Als sich Gilgamesch seinerzeit auf den Weg machte, führte sein Weg aus vertrauter Steppenlandschaft zunächst in ein Gebirge, dann durch Wald zum Meeresufer. Dieses Meer muss überquert werden, und nach einem sinnlosen Gemetzel am Seemann Ur-schanabi und seinen Gehilfen gelingt dies auch mithilfe von langen Holzstangen, die Gilgamesch zum Staken benutzt. Von Anfang an werden also anonyme Großlandschaften zitiert: Gebirge, Wald, Meer. Die Unterwelt selbst ist in einem nicht näher definierten Bergland verortet, das schwerlich eine irdische Entsprechung finden dürfte, ist doch die mesopotamische Ebene von zahlreichen bergigen Regionen umringt. In der Antike hingegen stellte man sich das Jenseits als ein riesiges diffuses Niemandsland vor, eine unterirdisch gelegene Welt, in der Menschen nach ihrem Tod als Schattengestalten umherirren, nicht wissend, wozu und wie lange sie in diesem unbestimmten Transitraum bleiben müssen. Die Zugänge zu dieser jenseitigen Unterwelt, dem Hades, waren in der Antike aber konkrete Orte, allesamt im Westen der griechischen Welt gelegen: Der Lago d’Averno westlich von Neapel, die Quellen des Acheron in Epirus und jener am Kap Tenaro auf der Halbinsel Mani, dem südlichsten Ausläufer der Peloponnes, den schon Herakles für seine Hadesreise genutzt haben soll. Kahle, noch immer hoch aufgeworfene Berghügel bilden dort das letzte Aufbegehren des Balkangebirges, dessen südlicher Strang am Kap Tenaro im Meer verendet und gleichsam in sein Gegenteil umgekehrt wird, da nämlich, wo das Meer in die ungeheuerliche Tiefe von mehr als 5000 Metern absinkt. (Das Calypsotief ist eine der tiefsten Stellen des Mittelmeeres überhaupt.)

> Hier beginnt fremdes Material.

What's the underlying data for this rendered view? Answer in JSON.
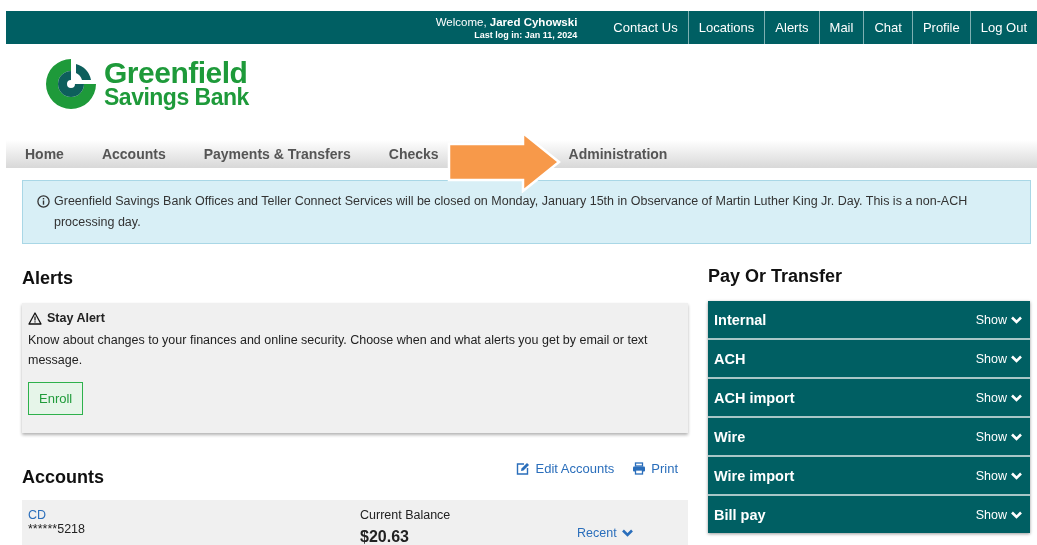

Eine Wegstunde vom Kap entfernt befand sich das Totenorakel der Spartaner, nahe also bei einem der überlieferten Zugänge des Hades. Die Straße dorthin ist schmal, sie schlängelt sich durch menschenleere Gegend, der Wanderer wird stumm beobachtet von verfallenden Wohntürmen, die auf den umliegenden Berghängen wie Stacheln auf dem Rücken eines urzeitlichen Tieres in die Höhe ragen. Kein Baum, kaum Gesträuch, außer mitleiderregenden Feigenkakteen, säumen den Pfad; die wenigen Siedlungen wirken menschenverlassen und eine Stille senkt sich, sinkt immer tiefer, dringt in Gedanken und Empfindungen ein. Das Ende der Welt habe ich mir seit Kindertagen nicht anders vorgestellt.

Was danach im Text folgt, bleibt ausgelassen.